04 January 2013

New year tech

I’ve just read an article on five technology developments that could rewire our world. It’s quite informative, but three of the predicted developments have massive implications for technical authors:

Self-driving cars
I believe that smarter devices often make the world accessible to people without the skills they would otherwise need. Once upon a time (yes, it really does seem that long ago!) computers were only really accessible to those with the ability to code and manipulate command prompts; in the modern world even keyboard skills aren’t that essential thanks to the nature of modern tablets. The same change happening in motor vehicles means that there is going to be a sea-change in the way that we categorise drivers and mechanics. Expect drivers to have far less knowledge of vehicles in future, whilst mechanics will need to further develop into gurus of GPS and guidance systems. The documentation provided to both groups will need to change accordingly, and somewhere an entirely new vocabulary will have to be developed to describe how self-drive cars operate (possibly by tagging the word ‘manual’ onto everything we currently do: “I manual-steer my car round corners and manual-brake for traffic lights”).
Flexible screens
As technical communicators, we still haven’t quite shifted away from the flat nature of paper in books and manuals, as screens are also flat. The issues for our field in terms of accessibility and re-skilling are massive when we consider that our output may be curved around the surface of a cylinder, or even a sphere... This doesn’t make our job impossible, but it may mean fundamentally reconsidering some of the givens in the field (e.g. “in European languages, the eye tracks from top left to bottom right” because on a round surface, there suddenly isn’t a top left and bottom right).
Augmented reality
This has been around for a while in science-fiction (one of the most interesting mentions was in Michael Chrighton’s Airframe) and video games (Batman: Arkham City amongst others) but is yet to make it mainstream.

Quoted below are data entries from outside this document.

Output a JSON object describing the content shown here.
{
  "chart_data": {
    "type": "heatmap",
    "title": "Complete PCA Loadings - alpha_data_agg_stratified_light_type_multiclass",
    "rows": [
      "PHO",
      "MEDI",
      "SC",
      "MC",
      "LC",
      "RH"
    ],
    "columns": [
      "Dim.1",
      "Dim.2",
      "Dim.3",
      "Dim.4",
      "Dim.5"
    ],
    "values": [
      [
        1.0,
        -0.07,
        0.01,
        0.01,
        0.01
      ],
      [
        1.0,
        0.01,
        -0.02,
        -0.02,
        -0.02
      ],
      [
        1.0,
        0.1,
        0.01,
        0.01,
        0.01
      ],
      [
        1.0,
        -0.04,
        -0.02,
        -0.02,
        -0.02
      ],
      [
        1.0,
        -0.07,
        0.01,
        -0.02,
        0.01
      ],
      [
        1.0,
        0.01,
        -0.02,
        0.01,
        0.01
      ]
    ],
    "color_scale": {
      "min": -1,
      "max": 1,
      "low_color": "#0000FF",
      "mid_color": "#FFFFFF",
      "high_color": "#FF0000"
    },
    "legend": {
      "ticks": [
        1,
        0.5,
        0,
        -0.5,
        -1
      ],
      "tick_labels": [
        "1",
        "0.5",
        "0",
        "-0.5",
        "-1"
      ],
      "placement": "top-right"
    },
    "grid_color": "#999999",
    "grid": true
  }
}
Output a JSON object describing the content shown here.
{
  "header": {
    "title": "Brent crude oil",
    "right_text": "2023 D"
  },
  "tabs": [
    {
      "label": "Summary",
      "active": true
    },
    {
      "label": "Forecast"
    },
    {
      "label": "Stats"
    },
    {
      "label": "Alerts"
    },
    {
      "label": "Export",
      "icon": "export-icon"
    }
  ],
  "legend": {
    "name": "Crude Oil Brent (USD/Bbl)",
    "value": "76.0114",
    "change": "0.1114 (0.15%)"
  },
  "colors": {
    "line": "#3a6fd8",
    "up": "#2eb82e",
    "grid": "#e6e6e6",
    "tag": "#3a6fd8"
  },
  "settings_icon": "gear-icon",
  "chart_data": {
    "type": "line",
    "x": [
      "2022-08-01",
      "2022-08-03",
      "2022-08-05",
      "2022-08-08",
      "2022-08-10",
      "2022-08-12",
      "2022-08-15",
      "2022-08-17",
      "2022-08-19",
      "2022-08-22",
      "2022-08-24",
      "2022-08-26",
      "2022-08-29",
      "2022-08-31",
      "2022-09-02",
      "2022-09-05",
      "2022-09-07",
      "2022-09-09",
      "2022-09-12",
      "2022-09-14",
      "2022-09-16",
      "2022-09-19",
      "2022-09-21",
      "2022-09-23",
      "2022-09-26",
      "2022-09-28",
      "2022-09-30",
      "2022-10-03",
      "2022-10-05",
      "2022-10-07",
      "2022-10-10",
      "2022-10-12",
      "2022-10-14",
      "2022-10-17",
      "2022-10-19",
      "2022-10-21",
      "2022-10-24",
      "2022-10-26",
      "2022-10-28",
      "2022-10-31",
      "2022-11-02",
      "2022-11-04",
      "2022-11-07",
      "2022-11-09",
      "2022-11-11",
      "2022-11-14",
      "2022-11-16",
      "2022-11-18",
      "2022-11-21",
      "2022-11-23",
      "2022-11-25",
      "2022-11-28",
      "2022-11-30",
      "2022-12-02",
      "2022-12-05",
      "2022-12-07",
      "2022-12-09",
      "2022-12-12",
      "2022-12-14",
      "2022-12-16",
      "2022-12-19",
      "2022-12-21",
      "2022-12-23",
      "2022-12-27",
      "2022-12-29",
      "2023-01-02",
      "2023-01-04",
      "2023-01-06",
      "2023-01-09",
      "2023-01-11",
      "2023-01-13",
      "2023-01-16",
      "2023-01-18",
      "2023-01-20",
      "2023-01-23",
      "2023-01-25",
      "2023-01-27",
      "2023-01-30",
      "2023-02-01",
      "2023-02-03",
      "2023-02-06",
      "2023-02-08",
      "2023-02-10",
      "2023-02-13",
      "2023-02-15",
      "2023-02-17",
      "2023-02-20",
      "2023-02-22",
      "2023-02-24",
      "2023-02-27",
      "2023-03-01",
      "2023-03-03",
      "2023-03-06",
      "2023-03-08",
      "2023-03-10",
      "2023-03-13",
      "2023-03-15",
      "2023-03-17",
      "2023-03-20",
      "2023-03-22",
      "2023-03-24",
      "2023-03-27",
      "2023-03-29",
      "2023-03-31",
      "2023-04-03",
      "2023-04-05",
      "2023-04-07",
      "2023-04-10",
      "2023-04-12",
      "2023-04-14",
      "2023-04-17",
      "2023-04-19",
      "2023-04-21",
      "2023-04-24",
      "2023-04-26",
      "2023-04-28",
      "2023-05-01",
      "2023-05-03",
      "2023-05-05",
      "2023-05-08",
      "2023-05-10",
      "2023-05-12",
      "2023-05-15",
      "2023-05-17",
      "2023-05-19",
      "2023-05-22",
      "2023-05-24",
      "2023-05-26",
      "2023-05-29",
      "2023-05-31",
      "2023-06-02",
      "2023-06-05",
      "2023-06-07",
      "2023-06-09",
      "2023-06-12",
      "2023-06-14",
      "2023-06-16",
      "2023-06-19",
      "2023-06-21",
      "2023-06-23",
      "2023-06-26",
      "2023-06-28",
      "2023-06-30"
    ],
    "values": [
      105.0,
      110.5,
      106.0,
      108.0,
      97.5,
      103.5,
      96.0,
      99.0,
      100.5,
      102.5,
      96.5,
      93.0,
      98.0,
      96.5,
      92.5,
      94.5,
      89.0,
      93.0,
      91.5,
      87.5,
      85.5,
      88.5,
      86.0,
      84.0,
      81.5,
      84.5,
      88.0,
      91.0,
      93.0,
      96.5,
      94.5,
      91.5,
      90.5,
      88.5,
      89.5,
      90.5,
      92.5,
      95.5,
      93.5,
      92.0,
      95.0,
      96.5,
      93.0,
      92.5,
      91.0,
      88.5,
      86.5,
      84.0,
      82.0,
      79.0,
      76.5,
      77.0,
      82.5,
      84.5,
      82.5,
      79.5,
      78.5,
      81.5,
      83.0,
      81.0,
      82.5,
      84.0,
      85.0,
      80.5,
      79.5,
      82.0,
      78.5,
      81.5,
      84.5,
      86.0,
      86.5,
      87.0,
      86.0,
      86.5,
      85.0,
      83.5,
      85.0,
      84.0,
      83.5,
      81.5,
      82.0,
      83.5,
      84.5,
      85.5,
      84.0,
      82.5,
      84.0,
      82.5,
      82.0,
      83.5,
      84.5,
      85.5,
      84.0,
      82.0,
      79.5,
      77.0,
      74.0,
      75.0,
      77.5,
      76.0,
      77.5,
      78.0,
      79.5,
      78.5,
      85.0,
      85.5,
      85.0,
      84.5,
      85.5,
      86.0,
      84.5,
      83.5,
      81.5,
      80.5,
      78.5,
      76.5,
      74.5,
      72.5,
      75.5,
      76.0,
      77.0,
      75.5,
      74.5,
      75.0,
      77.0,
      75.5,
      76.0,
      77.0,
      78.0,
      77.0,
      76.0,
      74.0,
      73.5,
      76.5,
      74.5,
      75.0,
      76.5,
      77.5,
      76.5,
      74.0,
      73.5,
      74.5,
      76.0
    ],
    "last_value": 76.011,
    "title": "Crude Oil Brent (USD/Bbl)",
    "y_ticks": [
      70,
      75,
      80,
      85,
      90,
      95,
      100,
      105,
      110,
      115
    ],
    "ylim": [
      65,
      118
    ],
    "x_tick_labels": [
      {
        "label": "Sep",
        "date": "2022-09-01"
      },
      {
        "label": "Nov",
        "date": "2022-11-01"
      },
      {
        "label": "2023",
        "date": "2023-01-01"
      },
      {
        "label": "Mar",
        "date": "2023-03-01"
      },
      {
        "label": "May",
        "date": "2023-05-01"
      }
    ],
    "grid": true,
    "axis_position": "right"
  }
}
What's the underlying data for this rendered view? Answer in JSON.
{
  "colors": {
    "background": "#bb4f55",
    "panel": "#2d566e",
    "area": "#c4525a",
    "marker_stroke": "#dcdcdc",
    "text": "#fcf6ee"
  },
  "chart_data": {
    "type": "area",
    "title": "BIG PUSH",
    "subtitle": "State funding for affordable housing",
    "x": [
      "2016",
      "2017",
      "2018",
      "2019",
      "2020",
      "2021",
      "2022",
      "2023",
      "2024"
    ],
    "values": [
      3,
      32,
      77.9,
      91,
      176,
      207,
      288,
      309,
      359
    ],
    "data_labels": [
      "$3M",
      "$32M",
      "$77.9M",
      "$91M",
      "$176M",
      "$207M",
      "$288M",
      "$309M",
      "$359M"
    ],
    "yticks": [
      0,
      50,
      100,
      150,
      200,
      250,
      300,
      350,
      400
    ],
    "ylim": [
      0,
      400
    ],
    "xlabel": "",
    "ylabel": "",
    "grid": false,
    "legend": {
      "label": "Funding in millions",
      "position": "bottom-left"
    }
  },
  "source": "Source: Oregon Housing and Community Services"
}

This is about to change and I think that augmented reality is going to be one of the biggest changes to hit technical communications in the next decade. Instead of writing so that an individual user is constantly looking from product to manual and back, we’ll be writing so that the user is seeing and hearing the information overlaid on the product they’re currently looking at.

So there we have it, not necessarily the big five, but the big three. Personally I’m quite looking forward to what the future holds.